Final decree: This cause is before the court for final adjudication, and having read all the pleadings and the numerous depositions of testimony, and having heard argument of counsel for the parties, the court being advised in the premises is of the conviction that the final decree of May 4, 1966 should be reaffirmed and reinstated as the final ruling and decree of the court in this case. The following appears conclusively from the record —
That the young, sincere plaintiff doctor, during his second year of practice in Florida (June, 1962) opened up his own office in Opa Locka, Florida, and procured a corporation to be formed under the name of “North Dade Medical Clinic.” In November of the same year, he registered himself under the fictitious name statute as “North Dade Medical Center.” All of this was at the outset of his practice when he operated alone in an office of 200 square feet of space.
The plaintiff prospered and employed two or three associates and expanded into his present quarters in a single-story building *142of 1,500 square feet, which prominently displays signs reading “North Dade Medical Center.”
Under the evidence, the “medical center” houses the private-practice offices and attendant treatment and examining rooms of three or four physicians, including the plaintiff. At best, it might be termed a medical clinic.

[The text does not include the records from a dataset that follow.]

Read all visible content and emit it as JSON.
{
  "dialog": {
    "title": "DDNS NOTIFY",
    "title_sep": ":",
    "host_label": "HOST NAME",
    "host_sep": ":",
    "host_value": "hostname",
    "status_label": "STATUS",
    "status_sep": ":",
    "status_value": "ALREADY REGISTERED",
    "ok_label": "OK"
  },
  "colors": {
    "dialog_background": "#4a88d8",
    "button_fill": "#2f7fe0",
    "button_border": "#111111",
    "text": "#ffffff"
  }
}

Assuredly, it is not a hospital; nor is it in any sense of the term a “medical center.” It may well be that plaintiff intends to build a small hospital in the future for “overnight” patients, but it is clear that even this building, if constructed, would fall far short of “medical center” proportions. There is satisfactory proof before the court that the plans for the new structure are in being and are being prosecuted to reality.
The defendant is located in North Dade County and is a general hospital, and has been such for several years. Formerly known as the “Cloverleaf Hospital,” it voluntarily changed its name on January 3, 1966, to its present name of “North Dade General Hospital.” It does not provide office facilities for private practice doctors; it does not advertise nor hold itself out as a clinic; it does not attempt to use the name “medical center.”
There is some little confusion that has resulted with the assumption of the new name by the defendant; however, there is no great confusion which results to the public by reason of the existence of a hospital and a “medical center” in the same general area of the county, as charged by the plaintiff. A hospital is a necessary part of a true medical center; but a hospital itself cannot properly be called a medical center without many additional facilities, departments and undertakings.
The court finds that plaintiff has failed to sustain the burden of proof to a degree which would entitle him to the relief herein sought against the defendant but it is obvious that the defendant could have avoided the controversy by adoption of a name other than the one it presently operates under.
The court notes that the defendant has voluntarily dismissed its counterclaim against the plaintiff.
There is no evidentiary basis for the recovery of damages claimed by the plaintiff.
Accordingly it is ordered, adjudged and decreed that the equities are found and deemed to be with and in favor of the defendant. It is further ordered, adjudged and decreed that the complaint, and this action, are dismissed with prejudice and each party shall bear its own costs.